The next step is to harvest and sell the honey and set up pollination services.
The environmental science student has been studying native bees for ten years, and is now forging ahead with the Gabai Native Bee Project with the Woorabar elders.
The group has already established 30 hives.
But there are troubles with sourcing the bees sustainably without tearing out wild hives.
Mr Lowe says they’re exploring land clearing projects and drafting a memoriam of understanding with the local council.
“With urbanisation and habitat destruction, we’ve got a lot of bees moving into urban areas and they can tend to be a bit of a pest for council in their water mains and into their brick linings of buildings.”
Aside from returning health benefits to Aboriginal communities and pollinating native plants, Mr Lowe says there’s a place for native bees in wider agricultural pollination.
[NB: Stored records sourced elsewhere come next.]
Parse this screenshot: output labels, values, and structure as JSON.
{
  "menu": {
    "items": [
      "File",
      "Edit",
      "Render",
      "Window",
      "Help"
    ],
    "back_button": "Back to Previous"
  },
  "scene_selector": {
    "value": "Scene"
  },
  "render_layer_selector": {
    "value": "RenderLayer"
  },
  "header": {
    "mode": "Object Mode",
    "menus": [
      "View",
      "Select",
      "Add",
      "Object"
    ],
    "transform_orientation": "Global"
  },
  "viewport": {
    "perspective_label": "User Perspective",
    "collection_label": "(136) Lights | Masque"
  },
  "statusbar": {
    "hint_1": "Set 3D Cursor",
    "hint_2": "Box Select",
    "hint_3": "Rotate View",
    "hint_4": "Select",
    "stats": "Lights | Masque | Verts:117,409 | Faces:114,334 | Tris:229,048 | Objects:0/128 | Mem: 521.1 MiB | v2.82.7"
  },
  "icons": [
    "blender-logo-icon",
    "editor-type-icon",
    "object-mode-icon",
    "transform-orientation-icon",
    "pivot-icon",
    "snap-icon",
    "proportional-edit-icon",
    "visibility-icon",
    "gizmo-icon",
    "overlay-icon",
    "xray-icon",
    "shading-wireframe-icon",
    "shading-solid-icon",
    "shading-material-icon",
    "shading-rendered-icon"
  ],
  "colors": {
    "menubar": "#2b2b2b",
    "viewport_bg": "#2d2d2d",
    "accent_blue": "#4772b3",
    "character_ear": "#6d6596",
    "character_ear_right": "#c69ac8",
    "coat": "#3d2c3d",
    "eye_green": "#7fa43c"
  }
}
“They tend not to be as robust as the European bees in their pollination services, but we’ve developed new technologies to stimulate them a little bit (through) different hive formations.”
He says they’re also just loveable animals.
“They’re extremely funny when you sit there and watch them; they’re like little clowns playing around.”
Elder Brian Little says the bee project could bring not only money but unity to the Aboriginal community.
“A little thing like this could lead into a better (overall) environment.”